The researchers pointed out that improvements in disease symptoms from cannabis could be directly responsible for the observed improvements in mental performance and changes in brain activation. For example, pain and anxiety are known to be associated with reduced mental performance. Therefore, a reduction in such symptoms could have directly led to cognitive improvements with positive effects on brain activity.
Another reason could be the reduction of common medications during the 3-month therapy with cannabis, including opiates, sleeping pills and antidepressants. The scientists wrote in their article that the reduced intake or complete discontinuation of conventional drugs could have caused the changes in brain activation. Several studies have shown that benzodiazepines, antidepressants and other psychiatric drugs can reduce brain activity.

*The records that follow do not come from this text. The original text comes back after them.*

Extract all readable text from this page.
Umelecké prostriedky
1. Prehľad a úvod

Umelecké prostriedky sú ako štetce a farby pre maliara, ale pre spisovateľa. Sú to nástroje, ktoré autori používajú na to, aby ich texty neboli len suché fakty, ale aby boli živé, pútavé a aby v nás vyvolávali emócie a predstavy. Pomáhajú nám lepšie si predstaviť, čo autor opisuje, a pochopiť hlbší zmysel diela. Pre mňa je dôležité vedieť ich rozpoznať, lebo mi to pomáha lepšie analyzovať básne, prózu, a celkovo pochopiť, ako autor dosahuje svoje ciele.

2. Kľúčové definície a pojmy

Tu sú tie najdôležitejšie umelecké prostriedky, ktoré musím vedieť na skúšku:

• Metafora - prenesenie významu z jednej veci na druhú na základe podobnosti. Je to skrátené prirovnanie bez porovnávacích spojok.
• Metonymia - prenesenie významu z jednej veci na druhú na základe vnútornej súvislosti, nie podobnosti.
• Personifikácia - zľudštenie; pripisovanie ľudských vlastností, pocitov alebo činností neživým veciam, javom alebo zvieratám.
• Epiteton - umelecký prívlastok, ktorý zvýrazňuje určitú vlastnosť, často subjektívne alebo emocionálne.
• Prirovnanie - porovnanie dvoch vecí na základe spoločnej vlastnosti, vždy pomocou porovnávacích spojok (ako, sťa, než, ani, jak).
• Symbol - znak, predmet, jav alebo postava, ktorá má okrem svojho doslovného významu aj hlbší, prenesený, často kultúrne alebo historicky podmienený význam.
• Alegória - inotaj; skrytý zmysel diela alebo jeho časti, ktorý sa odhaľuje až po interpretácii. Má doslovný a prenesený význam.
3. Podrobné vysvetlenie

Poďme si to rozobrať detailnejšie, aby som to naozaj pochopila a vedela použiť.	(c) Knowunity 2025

Previous studies that had investigated the relationship between cannabis use and mental performance had invariably focused on recreational use of the drug. These generally found a reduction in mental performance and atypical brain activity. A number of factors may account for the difference between the results of the current study with patients and the earlier results with recreational users. For example, the majority of studies on recreational cannabis use have been conducted with adolescents and young adults. Since the participants in the current study were between 28 and 74 years old, their brain development had been completed for a long time and they were less sensitive to possible harm from THC than adolescents.
In addition, a study with mice from the Institute of Molecular Psychiatry at the University of Bonn was published in 2017, according to which THC could have the potential to improve mental performance in older animals. The older mice showed a reversal of age-related mental decline after administration of low doses of THC. The Bonn scientists suspected that this could be due to an activation of the ageing endocannabinoid system following THC administration. The same THC exposure led to a decrease in cognitive performance in young mice.
Another difference from previous studies is the strength of cannabis use. In the new study, patients used cannabis an average of 5 days a week and once or twice a day. Traditionally, studies with recreational users have examined chronic, heavy use.
The relationship between cannabis use and mental performance needs to be differentiated. The reason for use, the age of the user and the strength of cannabis use are important factors that modulate the effects on brain function. Sweeping claims that cannabis has a fundamentally negative effect on mental performance can no longer be upheld.